Setiap senja nenek mengajakku duduk di lincak (tempat duduk dari bambu yang muat tiga orang) yang teronggok di teras rumah. Sebenarnya rumah kami masih terbuat dari dinding bambu. Hadiah Kakek untuk Nenek saat masih hidup dalam pergerakan (zaman peperangan).
Kata Nenek, dulu saat zaman perjuangan sering memanjatkan do'a saat senja mengguyur. Sebab Kakek sedang berjuang di garis terdepan, sebuah pertaruhan nyawa yang berarti melepas senja. "Senja itu persinggahan akhir Cu, setelah itu gelap" kata Nenekku pada suatu senja.
"Jadi, sebelum gelap kita harus berdo'a terus agar terang ya Nek?" tanyaku.
"Bukan begitu. Kehidupan itu senantiasa datang dan pergi seperti pergantian mentari dan rembulan. Semua ada waktunya, semua ada tempatnya dan semua ada peristiwa yang mengiringi" jelas Nenek panjang lebar.
Karena saat itu aku masih remaja, kepalaku terpaksa mengangguk seolah paham. Kulirik mulut nenek terus komat-kamit seraya mengunyah sirih. Matanya yang dikelilingi keriput seperti tak lepas memandang langit.
Tinggal Bapakku yang belum bergabung dalam ritual senja ini. Biasanya Bapak duduk di sebelahku. Mungkin malu berdekatan dengan Nenek. Sebagai menantu Bapak mungkin tahu diri, tak bisa membahagiakan Ibu sebagaimana perempuan desa lainnya.
 Jika dulu Nenek melakukan ritual do'a senja untuk Kakek yang bertempur di medan laga, maka kali ini Nenek melakukan ritual untuk anaknya sendiri. Ya, anak perempuan satu-satunya dari Nenek itulah yang kini menjadi Ibuku.
Ibuku saat ini sedang berjuang di negeri surga. Negeri minyak yang kekayaannya memikat Ibu supaya aku bisa sekolah lebih tinggi. Supaya tidak meniru Bapakku yang bekerja sebagai ahli kunci.
Kendati begitu, aku selalu diajari Nenek untuk tidak pernah putus asa dan minder. Berapa upah ahli kunci? kadang sehari dapat satu pesanan saja sudah bisa untuk beli kerupuk dan ikan asin. Sedangkan beras bisa dicampur dengan nasi jagung yang ditanam sendiri di halaman belakang rumah.
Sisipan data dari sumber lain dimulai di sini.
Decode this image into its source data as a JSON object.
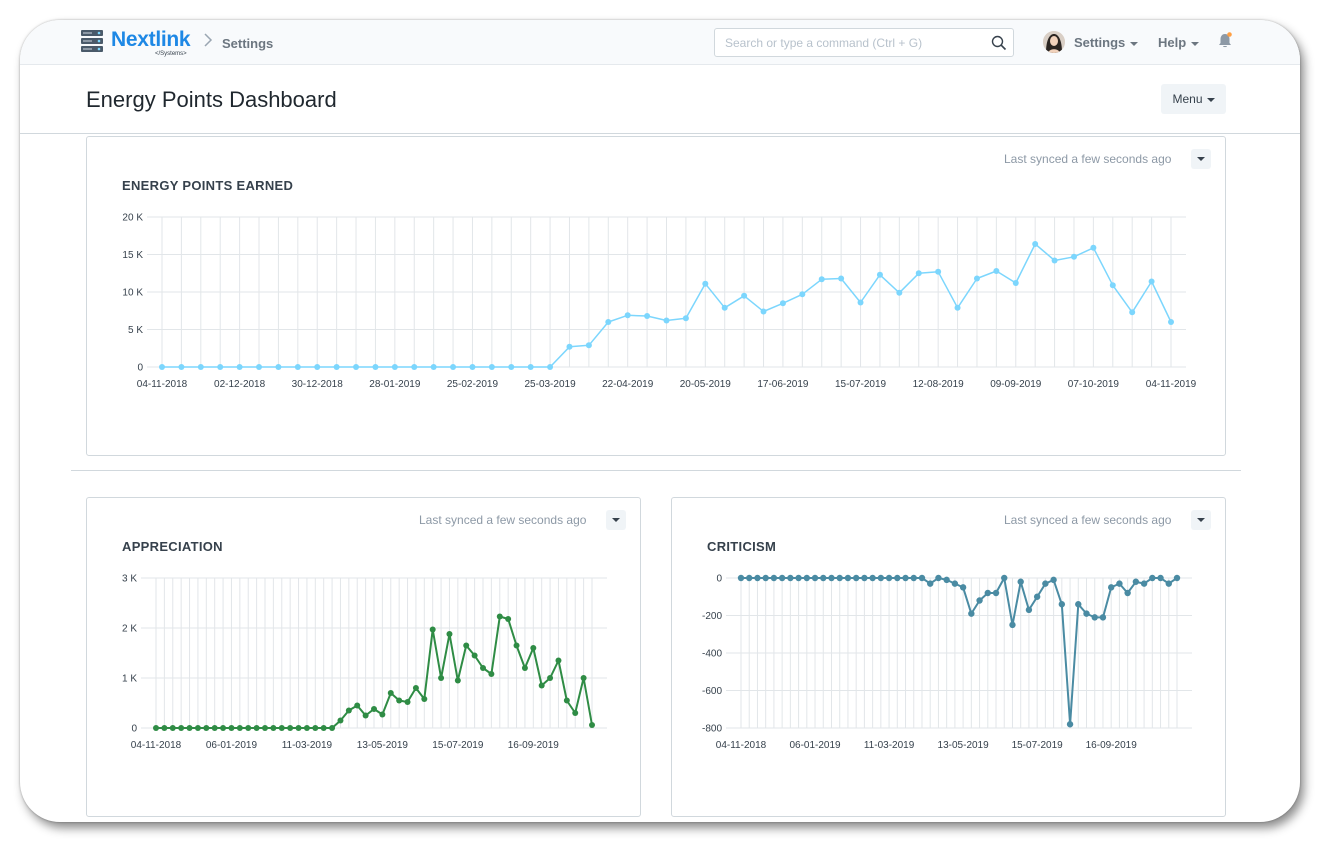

"Hidup memang perjuangan Cu, dulu Kakekmu gelisah jika tertinggal kawan-kawannya berjuang di luar kota. Kakek pernah menyamar menjadi petani dan berjalan puluhan kilometer untuk melawan penjajah" kisah Nenek padaku.
"Kini kalau Ibumu bekerja di negeri orang, sama saja ia berjuang melawan penajajah, yaitu kemiskinan" imbuhnya terdengar bergetar.
"Jangan sekali-kali menghina Bapak Ibumu yang bekerja apapun, semua harus berjuang" pungkas Nenek.
Senja berjaket jingga mengisahkan sepi. Tak ada suara lagi. Aku ikut memandang langit, nampak bulan sabit masih melengkung tipis. Sebuah harapan kusampaikan pada remangnya, "Sabit, jika tiba di tanah surga, bilang ke ibuku, pulang aja, nggak usah kerja" gumamku dalam hati.